The tibial slope has critical impact on knee kinematics and bone-quality [38]. Small et al. determined in a biomechanical analysis that a 3° of slope has the best balanced strain in response to loading after UKA [23]. The aim of robotic-assisted UKA is to restore the natural knee kinematics. In order to that, the reconstruction of the natural tibial slope is crucial. Our results are within these findings. The mean postoperative slopes of both groups did not change significantly (Table 2). The mean difference between the pre- and postoperative slope is within 1° in both groups. Our data are comparable to recent literature. In this respect, Gaudiani et al. reported a mean postoperative slope of 2.76° with the same IL robotic system [38]. Kayani et al. reported a mean postoperative slope of 1.94° with the IB and Batailler et al. reported a mean postoperative slope of 3.6° with the IL robotic system [9, 10].

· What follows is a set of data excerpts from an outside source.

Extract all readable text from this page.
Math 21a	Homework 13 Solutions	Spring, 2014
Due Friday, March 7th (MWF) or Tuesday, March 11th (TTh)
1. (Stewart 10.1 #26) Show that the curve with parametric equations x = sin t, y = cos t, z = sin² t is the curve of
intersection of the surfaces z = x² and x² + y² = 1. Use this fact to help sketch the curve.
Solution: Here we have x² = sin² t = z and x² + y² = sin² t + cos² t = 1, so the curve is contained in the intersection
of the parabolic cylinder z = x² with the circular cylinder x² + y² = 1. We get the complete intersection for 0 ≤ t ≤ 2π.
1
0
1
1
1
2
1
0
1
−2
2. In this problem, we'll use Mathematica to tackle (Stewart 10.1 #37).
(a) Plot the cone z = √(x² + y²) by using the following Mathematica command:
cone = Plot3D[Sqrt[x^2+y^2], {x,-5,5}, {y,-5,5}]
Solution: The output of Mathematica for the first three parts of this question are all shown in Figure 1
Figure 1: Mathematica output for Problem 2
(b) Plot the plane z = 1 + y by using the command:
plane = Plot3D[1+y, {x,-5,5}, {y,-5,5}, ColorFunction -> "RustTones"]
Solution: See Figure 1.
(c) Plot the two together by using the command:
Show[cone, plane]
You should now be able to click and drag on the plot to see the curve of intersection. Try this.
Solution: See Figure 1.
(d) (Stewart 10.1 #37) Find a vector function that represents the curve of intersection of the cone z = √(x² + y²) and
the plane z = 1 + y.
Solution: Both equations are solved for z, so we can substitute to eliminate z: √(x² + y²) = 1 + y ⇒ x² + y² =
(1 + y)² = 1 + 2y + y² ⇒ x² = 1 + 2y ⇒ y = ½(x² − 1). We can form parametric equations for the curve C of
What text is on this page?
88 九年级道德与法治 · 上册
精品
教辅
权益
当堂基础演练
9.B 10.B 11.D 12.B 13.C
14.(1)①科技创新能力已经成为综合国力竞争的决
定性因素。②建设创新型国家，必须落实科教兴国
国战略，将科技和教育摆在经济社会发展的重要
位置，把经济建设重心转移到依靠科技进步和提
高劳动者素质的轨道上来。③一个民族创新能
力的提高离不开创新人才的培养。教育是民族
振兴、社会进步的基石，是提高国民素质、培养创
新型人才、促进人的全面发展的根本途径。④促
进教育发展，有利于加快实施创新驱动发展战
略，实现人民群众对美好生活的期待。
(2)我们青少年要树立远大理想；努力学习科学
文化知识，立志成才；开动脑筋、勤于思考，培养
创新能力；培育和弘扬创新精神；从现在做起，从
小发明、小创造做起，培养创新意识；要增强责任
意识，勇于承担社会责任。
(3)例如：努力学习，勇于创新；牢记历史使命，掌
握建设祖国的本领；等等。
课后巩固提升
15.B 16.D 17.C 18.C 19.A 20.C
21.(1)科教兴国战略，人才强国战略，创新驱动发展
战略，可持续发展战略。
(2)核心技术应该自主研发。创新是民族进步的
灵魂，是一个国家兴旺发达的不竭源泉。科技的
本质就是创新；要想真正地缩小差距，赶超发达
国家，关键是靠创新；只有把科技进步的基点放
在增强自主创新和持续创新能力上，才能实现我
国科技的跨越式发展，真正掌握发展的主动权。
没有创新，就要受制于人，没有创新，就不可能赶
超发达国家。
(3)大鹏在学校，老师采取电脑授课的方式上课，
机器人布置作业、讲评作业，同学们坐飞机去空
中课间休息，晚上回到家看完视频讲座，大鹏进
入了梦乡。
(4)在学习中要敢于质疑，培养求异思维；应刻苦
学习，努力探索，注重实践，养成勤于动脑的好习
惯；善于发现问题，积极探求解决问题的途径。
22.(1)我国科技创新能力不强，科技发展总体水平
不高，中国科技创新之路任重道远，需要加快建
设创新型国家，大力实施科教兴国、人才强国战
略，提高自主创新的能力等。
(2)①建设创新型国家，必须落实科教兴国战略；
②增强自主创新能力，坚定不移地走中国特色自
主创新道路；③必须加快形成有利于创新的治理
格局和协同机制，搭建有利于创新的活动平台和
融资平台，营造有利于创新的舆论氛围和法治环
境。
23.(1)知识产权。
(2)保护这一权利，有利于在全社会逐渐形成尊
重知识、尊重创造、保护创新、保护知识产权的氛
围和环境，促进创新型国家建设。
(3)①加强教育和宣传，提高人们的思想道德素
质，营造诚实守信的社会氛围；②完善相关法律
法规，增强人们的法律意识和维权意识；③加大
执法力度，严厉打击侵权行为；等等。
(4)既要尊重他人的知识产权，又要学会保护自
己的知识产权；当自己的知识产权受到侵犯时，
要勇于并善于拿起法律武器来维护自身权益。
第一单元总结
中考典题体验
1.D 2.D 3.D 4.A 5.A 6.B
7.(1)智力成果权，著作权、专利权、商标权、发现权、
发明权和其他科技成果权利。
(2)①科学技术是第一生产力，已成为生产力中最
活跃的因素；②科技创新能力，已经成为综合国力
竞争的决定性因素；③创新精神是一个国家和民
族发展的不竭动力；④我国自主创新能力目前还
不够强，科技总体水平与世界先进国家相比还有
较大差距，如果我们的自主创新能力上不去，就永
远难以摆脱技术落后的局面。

The surgery time was significant different between both groups. The mean surgery time of the IL group was 55 min and on average 13 min faster than the IB group (68 min). Our results for the IB robotic system are slightly different compared to those to the literature. Kayani et al. reported a mean surgery time of 62 min after finishing the learning curve [10]. Leelasestaporn et al. reported a mean surgery time of 98 min for the IL system and 82.5 min for the IB system [39]. However, the total sample size of this cohort was 33 and the surgeries were performed over a period of 3 years. Further, no information was provided regarding the learning curve of the surgeon. In order to that, these results are not comparable to our data. In our opinion, the software steps and the burring procedure of the IL system take less time but the experience of the surgeon is significantly more crucial.

There are some limitations in this study. First, this study is a retrospective case–control study. In order to that, a prospective randomized trial could provide a higher level of evidence. An additional control group of high-volume conventional UKA surgeons would provide more interesting results. However, analysis of limb alignment and joint line reconstruction could be done retrospectively on early postoperative radiographs. The measurements were done on digital 2D radiographs. It is known that long leg radiographs only show good reliability compared to CT measurements [40]. Second, the measurements were based on bony landmarks. However, the aim is to reconstruct the cartilage. Third, this is a short-term study with a follow-up of two years. Furthermore, no clinical data is presented in this study and there is no conventional control group. Finally, the groups were not matched. Thus, confounders like BMI, gender and age could have an influence on the results.

Conclusion

Robotic-assisted UKA is a safe procedure in the hand of low-volume UKA surgeons. Robotic-assisted UKA minimizes overcorrection into valgus mal-alignment. Low revision rates are observed at short-term follow-up for robotic-assisted UKA. The choice of the different robotic systems has no impact on the outcome.